Dr. Robert Costanza is the Crawford School of Public Policy’s Chair in Public Policy.
On February 14, 2007, a man walks past buildings in Singapore’s central business area. Nicky Loh/Reuters
How can GDP be a deceptive indicator of happiness?
GDP is a rough indicator of a society’s standard of living because it does not account for leisure, environmental quality, levels of health and education, activities undertaken outside the market, changes in income disparity, improvements in diversity, increases in technology, or the cost of living.
What does GDP reveal about a country’s economy?
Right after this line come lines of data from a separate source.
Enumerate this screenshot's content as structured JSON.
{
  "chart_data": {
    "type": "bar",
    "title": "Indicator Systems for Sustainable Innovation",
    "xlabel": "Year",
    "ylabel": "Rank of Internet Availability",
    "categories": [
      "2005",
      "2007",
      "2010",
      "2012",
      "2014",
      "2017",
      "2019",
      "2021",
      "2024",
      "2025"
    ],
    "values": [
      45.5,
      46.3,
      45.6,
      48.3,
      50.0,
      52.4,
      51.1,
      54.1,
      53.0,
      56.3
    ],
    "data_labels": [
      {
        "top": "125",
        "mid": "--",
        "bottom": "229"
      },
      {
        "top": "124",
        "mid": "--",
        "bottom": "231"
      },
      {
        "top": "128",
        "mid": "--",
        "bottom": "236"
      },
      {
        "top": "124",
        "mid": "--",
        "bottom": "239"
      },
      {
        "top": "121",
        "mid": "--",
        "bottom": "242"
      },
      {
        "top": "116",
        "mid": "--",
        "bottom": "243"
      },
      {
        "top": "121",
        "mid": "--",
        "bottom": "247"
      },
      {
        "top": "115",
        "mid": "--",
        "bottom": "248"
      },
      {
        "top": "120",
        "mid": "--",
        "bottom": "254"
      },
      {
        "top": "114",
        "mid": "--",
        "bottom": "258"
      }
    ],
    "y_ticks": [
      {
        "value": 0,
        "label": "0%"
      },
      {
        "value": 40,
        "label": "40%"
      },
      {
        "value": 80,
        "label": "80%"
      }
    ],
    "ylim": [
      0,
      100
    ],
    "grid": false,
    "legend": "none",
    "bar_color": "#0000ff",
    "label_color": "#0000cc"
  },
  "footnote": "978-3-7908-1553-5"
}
The Gross Domestic Product (GDP) is not a measure of wealth “wealth” in any way. It is a monetary indicator. It’s a relic of the past “The value of products and services produced in a certain period in the past is measured by the “flow” metric. It says nothing about whether you’ll be able to produce the same quantity next year. You’ll need a balance sheet for that, which is a measure of wealth. Both balance sheets and income statements are used by businesses. Nations, however, do not.
What are economic bads?
The polar opposite of an economic good is an economic evil. Anything that has a negative consumer value or a negative market price is considered ‘bad.’ Refuse is an example of a negative behavior.
A bad is a physical object that reduces a consumer’s satisfaction, or, to put it another way, a bad is an object whose consumption or presence reduces the consumer’s utility.
A two-party transaction for typical commodities results in the exchange of money for an object, such as when money is exchanged for a car. When a family gives over both money and garbage to a waste collector who is compensated to take the garbage, however, both money and the thing in question flow in the same direction. Garbage has a negative price in this situation because the waste collector receives both junk and money, and consequently pays a negative sum for the garbage.
Goodness and badness, on the other hand, are essentially subjective judgments. Two diners at a restaurant, for example, learn that the “secret ingredient” in the house specialty is peanuts. One of the diners like peanuts, while the other is allergic to them. In this example, peanuts are both a good and a bad economic choice at the same time and in the same region.
Furthermore, a good consumed by the same person might develop into a bad over time, and vice versa; for example, the nicotine in cigarettes may provide a smoker with a sense of reduced anxiety and tension. Continuing to smoke cigarettes for an extended period of time, on the other hand, may have major negative repercussions on a smoker’s health, turning cigarettes’ utility into a negative. On the other hand, some medical treatments or drug side effects may be unpleasant for a patient at the time of treatment, but they will significantly improve their health and well-being in the long run.
What makes real GDP more precise?
Real GDP, also known as “constant price GDP,” “inflation-corrected GDP,” or “constant dollar GDP,” is calculated by isolating and removing inflation from the equation by putting value at base-year prices, resulting in a more accurate depiction of a country’s economic output.
Why is nominal GDP so deceptive?
When viewed in isolation, the nominal GDP statistic can be misleading, since it might lead a user to believe that significant growth has happened when, in reality, a country’s inflation rate has increased.
What impact does GDP have on the economy?
GDP is significant because it provides information on the size and performance of an economy. The pace of increase in real GDP is frequently used as a gauge of the economy’s overall health. An increase in real GDP is viewed as a sign that the economy is performing well in general.
What effect does GDP have on happiness?
Higher GDP levels are virtually usually linked to increased life expectancy, higher literacy rates, better nutrition and health care, and significantly more and better communication options (e.g. telephones and television sets). These are critical variables that influence people’s well-being.